Step 6: Post-Race Tasks
  • Final results should be posted to the web as soon as possible. Sometimes people leave an event after they finish and don’t look at the results until later. There may be a few corrections needed after the event. The timing company should help you with that.
  • Have the timing company send you results in the proper format to be uploaded to the USMS open water results database.
  • Thank all sponsors and volunteers by sending personalized letters, emails, and/or throw a volunteer party.
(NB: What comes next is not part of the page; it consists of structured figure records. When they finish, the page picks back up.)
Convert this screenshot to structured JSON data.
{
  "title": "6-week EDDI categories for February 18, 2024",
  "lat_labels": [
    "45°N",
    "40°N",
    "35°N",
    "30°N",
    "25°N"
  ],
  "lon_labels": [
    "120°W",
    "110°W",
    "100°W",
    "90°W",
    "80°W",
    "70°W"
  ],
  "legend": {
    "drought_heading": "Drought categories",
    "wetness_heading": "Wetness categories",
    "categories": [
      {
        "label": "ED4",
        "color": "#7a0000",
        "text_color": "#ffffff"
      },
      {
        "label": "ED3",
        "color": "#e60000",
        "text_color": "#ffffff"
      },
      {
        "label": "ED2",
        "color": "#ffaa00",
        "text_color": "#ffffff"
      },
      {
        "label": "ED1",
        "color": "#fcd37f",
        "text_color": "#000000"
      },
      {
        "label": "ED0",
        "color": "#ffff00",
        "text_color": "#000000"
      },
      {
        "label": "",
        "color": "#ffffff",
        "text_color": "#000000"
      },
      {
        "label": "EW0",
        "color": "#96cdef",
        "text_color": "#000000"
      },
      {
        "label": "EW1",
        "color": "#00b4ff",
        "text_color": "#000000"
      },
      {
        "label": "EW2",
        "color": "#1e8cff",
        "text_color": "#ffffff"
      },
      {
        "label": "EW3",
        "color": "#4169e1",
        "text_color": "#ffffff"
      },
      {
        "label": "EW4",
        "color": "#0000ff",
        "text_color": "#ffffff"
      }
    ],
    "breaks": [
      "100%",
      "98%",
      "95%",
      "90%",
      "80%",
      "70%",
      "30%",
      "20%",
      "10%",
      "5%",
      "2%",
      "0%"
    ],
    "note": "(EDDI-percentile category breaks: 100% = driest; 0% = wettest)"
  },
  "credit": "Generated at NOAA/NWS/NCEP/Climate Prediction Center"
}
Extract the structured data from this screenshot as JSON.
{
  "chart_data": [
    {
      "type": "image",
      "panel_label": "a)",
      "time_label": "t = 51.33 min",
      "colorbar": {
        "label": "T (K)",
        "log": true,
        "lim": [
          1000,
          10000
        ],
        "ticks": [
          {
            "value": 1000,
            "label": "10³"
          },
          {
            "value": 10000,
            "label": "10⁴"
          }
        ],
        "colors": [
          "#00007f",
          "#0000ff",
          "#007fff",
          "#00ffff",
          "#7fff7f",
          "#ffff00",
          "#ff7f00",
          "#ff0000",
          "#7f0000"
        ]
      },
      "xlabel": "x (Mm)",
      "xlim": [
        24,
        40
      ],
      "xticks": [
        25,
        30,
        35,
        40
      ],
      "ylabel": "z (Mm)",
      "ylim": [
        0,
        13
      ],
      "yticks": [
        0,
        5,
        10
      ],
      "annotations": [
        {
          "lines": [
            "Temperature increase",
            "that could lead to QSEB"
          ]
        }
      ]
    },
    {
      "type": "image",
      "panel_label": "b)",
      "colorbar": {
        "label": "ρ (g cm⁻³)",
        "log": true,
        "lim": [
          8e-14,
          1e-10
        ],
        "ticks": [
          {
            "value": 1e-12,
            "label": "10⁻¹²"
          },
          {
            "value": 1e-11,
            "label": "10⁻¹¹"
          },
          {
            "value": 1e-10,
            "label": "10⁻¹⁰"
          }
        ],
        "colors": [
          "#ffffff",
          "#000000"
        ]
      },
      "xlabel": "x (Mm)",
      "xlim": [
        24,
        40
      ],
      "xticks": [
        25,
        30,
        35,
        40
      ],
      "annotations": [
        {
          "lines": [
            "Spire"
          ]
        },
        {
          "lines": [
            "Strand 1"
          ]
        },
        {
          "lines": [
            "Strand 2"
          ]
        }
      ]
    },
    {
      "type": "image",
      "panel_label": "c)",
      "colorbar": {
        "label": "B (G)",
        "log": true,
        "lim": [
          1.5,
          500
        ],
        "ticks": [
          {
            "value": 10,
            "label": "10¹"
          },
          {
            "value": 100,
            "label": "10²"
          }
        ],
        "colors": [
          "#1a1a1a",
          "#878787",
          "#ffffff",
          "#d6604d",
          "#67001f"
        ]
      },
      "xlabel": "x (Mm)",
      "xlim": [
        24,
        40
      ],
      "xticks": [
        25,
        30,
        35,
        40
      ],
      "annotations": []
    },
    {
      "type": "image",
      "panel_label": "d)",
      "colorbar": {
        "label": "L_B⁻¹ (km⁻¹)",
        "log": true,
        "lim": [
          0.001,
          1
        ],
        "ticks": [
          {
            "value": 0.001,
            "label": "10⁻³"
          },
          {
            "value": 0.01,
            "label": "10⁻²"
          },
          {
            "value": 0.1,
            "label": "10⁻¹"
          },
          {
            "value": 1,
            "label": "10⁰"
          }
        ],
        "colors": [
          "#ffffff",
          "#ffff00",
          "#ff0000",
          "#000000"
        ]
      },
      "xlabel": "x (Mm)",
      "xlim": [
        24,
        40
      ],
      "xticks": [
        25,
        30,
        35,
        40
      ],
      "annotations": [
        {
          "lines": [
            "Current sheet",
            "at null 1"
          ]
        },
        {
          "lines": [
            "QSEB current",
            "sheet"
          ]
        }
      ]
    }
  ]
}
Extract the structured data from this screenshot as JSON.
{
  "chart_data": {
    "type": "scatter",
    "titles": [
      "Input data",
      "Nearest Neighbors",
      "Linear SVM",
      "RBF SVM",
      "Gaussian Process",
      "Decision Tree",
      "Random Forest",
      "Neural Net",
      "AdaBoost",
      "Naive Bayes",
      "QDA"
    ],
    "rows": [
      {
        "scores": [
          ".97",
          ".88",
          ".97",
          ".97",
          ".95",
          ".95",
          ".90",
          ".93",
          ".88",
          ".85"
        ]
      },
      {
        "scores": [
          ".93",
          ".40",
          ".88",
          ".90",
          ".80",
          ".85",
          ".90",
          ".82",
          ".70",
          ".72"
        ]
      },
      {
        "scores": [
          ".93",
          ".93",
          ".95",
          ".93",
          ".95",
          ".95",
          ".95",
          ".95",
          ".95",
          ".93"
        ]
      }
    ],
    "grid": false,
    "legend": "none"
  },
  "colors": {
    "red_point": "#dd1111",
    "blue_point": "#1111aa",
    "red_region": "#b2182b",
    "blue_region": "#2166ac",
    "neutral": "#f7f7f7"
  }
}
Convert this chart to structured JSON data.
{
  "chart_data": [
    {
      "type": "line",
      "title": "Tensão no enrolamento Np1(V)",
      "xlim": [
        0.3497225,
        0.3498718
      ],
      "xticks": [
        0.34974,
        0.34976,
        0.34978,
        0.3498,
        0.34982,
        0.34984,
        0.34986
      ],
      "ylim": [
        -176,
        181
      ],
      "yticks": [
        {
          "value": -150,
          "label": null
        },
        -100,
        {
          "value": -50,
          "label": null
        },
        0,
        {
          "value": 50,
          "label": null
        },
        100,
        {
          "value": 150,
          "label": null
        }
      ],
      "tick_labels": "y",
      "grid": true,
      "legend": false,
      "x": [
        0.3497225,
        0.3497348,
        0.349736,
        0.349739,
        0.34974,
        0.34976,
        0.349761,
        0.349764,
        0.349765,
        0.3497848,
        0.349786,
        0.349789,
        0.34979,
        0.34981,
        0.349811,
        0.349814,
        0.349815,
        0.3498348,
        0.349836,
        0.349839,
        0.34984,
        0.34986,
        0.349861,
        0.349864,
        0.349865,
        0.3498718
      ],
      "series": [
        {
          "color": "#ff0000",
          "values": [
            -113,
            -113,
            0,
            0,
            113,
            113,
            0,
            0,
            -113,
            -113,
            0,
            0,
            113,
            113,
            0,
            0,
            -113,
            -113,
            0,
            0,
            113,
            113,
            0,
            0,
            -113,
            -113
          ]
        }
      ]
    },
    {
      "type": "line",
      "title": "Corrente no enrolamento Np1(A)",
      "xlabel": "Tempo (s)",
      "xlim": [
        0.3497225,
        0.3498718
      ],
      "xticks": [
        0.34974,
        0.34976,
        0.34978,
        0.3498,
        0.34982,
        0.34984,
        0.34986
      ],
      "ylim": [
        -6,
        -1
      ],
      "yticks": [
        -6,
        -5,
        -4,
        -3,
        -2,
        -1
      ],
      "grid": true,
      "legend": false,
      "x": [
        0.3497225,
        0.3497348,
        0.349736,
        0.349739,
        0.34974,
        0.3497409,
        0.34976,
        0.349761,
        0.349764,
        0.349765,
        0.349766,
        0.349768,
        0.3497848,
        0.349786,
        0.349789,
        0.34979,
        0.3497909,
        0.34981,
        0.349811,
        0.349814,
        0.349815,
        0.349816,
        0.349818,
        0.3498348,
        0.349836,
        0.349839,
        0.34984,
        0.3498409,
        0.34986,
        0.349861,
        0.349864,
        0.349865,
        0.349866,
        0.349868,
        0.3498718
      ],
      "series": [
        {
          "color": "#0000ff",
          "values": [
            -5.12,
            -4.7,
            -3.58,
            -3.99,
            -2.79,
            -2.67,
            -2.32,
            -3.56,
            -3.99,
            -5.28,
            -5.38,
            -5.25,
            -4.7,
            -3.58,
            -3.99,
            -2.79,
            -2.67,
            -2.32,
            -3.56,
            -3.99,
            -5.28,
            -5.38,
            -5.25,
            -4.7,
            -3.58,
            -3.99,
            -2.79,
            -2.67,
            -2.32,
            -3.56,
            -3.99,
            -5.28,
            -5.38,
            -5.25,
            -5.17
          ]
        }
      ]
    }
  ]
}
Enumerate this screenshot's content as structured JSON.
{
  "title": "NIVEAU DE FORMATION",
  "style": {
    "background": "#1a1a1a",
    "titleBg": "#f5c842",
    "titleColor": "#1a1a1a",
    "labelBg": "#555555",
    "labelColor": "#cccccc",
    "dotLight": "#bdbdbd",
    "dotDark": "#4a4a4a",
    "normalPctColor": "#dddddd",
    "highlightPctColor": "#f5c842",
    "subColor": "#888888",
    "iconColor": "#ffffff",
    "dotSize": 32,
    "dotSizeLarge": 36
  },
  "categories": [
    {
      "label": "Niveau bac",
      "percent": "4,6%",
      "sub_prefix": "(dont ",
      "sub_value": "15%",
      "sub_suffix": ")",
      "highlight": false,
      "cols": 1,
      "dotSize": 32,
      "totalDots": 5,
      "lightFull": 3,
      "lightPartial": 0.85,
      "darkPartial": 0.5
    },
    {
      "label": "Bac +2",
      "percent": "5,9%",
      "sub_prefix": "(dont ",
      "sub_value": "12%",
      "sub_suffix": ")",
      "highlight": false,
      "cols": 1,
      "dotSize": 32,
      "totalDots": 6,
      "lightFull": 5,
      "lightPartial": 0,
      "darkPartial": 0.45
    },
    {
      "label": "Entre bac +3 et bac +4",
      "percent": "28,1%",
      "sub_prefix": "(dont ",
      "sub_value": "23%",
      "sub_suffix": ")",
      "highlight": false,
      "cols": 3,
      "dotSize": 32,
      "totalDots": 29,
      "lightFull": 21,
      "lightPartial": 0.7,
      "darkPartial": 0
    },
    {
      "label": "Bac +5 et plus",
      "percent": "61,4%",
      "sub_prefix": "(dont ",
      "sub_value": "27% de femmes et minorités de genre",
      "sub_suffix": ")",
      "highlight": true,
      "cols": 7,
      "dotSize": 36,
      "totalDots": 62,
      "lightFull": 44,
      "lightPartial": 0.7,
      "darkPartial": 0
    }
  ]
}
  • Follow up with your volunteers and USMS officials to get feedback regarding the event. Choose the best ideas moving forward.
  • Get feedback from all lead volunteers from each station. Have them write down what they noticed could improve for next year or ideas to make the event better.
  • Be creative for looking forward to a new year ahead. For example, include a wave for new open water swimmers or present embroidered towels to the top men and women. Because some swimmers are intimidated by open water swimming, create a fun wave that allows swimmers to wear fins or a pull buoy or use a snorkel or a kickboard. Be sure that everyone can swim in the fun wave.

The ride will seem crazy, but enjoy it and the new friends that you make along the way!